Future smartphones will come preloaded with antivirus software clients to prevent the loss of data and services to malware. And mobile banking and person-to-person payments will be authenticated by fingerprint sensors on the handset.
"Although malware has been seen in mobile handsets, in the past it has not done much damage," says ABI Research vice president Stan Schatt.
"But smartphones have access to more sensitive data every year, and security must be tightened to prevent the theft or loss of important business information."The solution: security client software loaded on a mobile terminal, and a service to remotely lock a handset, erase its data, or locate it.

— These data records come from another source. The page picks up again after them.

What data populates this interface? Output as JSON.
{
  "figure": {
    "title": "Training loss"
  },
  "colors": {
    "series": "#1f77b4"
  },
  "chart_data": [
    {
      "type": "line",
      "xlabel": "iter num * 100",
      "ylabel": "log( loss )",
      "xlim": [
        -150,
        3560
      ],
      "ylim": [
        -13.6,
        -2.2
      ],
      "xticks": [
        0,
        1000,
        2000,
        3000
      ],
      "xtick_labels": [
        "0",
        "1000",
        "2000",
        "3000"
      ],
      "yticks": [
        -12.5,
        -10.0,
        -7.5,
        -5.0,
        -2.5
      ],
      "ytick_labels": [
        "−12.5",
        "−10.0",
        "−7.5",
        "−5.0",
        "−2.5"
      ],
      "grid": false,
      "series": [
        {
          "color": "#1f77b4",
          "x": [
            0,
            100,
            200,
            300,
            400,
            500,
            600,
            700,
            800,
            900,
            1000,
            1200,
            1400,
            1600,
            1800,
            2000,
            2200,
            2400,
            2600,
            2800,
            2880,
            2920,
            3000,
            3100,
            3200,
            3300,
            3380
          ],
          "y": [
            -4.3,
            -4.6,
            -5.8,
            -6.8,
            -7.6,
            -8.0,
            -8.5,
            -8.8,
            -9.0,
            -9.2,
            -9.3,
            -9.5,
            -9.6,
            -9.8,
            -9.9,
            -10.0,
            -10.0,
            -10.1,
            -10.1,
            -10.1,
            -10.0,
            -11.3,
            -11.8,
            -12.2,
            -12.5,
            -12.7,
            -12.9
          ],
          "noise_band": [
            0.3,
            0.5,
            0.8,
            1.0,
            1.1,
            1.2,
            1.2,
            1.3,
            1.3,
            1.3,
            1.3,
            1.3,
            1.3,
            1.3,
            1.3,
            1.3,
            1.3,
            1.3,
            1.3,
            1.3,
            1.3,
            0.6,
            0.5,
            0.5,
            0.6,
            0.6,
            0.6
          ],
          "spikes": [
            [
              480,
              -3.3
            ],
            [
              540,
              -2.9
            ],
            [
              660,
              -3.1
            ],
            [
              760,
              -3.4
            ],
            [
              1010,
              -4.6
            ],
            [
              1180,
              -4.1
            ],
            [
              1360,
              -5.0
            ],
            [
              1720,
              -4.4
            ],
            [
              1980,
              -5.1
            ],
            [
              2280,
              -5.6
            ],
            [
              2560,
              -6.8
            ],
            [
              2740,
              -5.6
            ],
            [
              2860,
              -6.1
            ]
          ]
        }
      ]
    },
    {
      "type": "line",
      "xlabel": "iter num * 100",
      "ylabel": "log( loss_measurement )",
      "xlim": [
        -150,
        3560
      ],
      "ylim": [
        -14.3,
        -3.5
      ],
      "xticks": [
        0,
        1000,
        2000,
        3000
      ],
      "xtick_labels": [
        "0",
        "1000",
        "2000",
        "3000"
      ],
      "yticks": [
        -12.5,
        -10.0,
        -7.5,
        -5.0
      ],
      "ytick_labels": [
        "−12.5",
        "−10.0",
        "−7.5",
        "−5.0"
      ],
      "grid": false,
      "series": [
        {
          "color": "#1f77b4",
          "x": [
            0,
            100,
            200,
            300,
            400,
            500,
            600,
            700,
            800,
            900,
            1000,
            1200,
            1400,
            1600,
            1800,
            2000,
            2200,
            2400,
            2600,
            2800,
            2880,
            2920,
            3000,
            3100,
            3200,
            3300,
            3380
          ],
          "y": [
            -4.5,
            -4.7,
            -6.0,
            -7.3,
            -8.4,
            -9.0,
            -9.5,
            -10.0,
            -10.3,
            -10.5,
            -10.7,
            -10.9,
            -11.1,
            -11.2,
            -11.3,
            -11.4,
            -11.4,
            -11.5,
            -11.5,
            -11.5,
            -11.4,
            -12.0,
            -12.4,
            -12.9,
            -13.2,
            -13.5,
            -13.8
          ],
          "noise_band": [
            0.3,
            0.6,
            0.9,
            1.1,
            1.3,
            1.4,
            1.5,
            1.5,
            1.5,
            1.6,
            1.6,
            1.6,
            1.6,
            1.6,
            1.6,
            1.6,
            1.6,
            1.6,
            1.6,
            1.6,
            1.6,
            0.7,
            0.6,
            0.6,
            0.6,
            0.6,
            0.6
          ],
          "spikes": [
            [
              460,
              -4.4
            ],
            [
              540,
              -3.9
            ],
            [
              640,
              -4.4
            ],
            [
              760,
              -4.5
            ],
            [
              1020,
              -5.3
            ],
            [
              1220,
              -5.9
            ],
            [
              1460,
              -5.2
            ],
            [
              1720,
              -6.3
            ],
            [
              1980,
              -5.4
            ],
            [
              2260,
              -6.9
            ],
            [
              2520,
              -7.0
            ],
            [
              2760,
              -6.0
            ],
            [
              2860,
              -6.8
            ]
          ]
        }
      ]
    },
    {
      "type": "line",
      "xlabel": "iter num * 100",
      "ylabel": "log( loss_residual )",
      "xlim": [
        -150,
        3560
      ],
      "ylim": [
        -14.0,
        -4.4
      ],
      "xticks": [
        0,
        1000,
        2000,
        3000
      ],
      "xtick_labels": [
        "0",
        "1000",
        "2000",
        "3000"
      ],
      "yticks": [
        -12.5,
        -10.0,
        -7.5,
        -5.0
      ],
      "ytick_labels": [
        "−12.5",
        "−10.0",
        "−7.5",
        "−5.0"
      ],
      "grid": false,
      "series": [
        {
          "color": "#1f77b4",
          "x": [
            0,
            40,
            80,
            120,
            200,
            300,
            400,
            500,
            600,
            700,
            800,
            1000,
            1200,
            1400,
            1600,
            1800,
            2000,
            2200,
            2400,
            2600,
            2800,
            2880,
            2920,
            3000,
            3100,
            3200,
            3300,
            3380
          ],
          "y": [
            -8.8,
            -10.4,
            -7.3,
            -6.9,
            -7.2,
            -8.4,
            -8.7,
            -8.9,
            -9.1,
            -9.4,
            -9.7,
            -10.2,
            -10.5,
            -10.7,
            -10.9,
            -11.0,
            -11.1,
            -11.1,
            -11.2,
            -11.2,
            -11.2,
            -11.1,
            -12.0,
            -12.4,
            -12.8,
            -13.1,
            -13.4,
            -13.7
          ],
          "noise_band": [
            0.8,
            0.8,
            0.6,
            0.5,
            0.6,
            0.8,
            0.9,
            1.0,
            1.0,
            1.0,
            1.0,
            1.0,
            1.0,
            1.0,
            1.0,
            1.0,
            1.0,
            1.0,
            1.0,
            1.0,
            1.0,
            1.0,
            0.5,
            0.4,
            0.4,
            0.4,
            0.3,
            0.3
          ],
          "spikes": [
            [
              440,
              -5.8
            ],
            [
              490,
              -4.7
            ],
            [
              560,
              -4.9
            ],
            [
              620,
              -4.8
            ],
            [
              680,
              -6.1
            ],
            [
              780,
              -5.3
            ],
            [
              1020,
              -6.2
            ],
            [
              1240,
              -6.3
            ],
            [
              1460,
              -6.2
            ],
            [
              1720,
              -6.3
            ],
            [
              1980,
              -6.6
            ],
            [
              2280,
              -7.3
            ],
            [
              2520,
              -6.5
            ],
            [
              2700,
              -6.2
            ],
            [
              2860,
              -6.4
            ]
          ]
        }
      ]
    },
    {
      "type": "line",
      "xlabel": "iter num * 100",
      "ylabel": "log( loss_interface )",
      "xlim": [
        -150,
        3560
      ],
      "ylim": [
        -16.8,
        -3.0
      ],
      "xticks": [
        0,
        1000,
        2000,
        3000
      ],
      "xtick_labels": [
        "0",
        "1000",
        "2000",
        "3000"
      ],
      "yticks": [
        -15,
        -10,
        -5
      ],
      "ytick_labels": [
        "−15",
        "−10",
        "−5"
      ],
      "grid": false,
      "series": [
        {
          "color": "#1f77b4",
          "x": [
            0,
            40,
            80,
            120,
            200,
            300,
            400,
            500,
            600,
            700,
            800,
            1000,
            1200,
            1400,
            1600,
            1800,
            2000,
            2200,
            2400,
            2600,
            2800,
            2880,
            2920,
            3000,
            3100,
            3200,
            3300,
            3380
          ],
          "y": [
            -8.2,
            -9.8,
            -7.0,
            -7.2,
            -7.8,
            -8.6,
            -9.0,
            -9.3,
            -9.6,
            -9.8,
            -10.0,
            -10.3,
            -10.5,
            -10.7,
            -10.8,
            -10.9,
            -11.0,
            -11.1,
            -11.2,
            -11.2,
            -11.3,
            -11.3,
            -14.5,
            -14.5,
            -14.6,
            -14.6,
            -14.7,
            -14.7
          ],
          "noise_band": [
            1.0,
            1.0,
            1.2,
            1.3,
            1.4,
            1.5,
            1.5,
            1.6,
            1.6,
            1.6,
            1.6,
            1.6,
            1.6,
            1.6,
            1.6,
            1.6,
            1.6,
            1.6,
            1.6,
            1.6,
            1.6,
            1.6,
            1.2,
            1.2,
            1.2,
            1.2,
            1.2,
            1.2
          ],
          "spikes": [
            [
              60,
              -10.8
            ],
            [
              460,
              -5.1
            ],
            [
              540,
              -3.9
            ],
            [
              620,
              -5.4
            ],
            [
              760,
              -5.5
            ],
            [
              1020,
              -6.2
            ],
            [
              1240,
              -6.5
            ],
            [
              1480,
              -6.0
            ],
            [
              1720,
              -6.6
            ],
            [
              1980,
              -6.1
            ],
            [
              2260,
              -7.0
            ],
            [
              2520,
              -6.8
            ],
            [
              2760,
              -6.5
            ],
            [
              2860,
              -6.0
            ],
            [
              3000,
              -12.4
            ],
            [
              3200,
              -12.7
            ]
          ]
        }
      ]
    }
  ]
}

According to a new study by ABI Research, the number of smartphones protected by advanced security software will increase fivefold over the next five years.Enterprises with mobile workforces have growing concerns about lost and stolen handsets, due to the increasing amount of data stored on a typical smartphone.
Apple's iPhone, for example, includes a Find My iPhone feature that allows MobileMe customers to track their iPhone remotely via a Web interface and see its location displayed on a Google Map. It can also be used to display messages on the iPhone's screen remotely, have the iPhone play a sound, and even remotely wipe its contents should all attempts to retrieve it prove futile.
Large enterprises will buy mobile device management platforms to use within their IT departments, and smaller enterprises or even consumers will use managed security services, as wireless carriers increasingly offer security services to their customers.
Strong enterprise demand for data security is driving rapid growth in mobile device management services.
In addition, organizations that deal with financial data, healthcare information, or personal identification such as social security numbers have to comply with several regulatory requirements (such as HIPAA, GISRA, and SEC) for protecting data, wherever it is stored.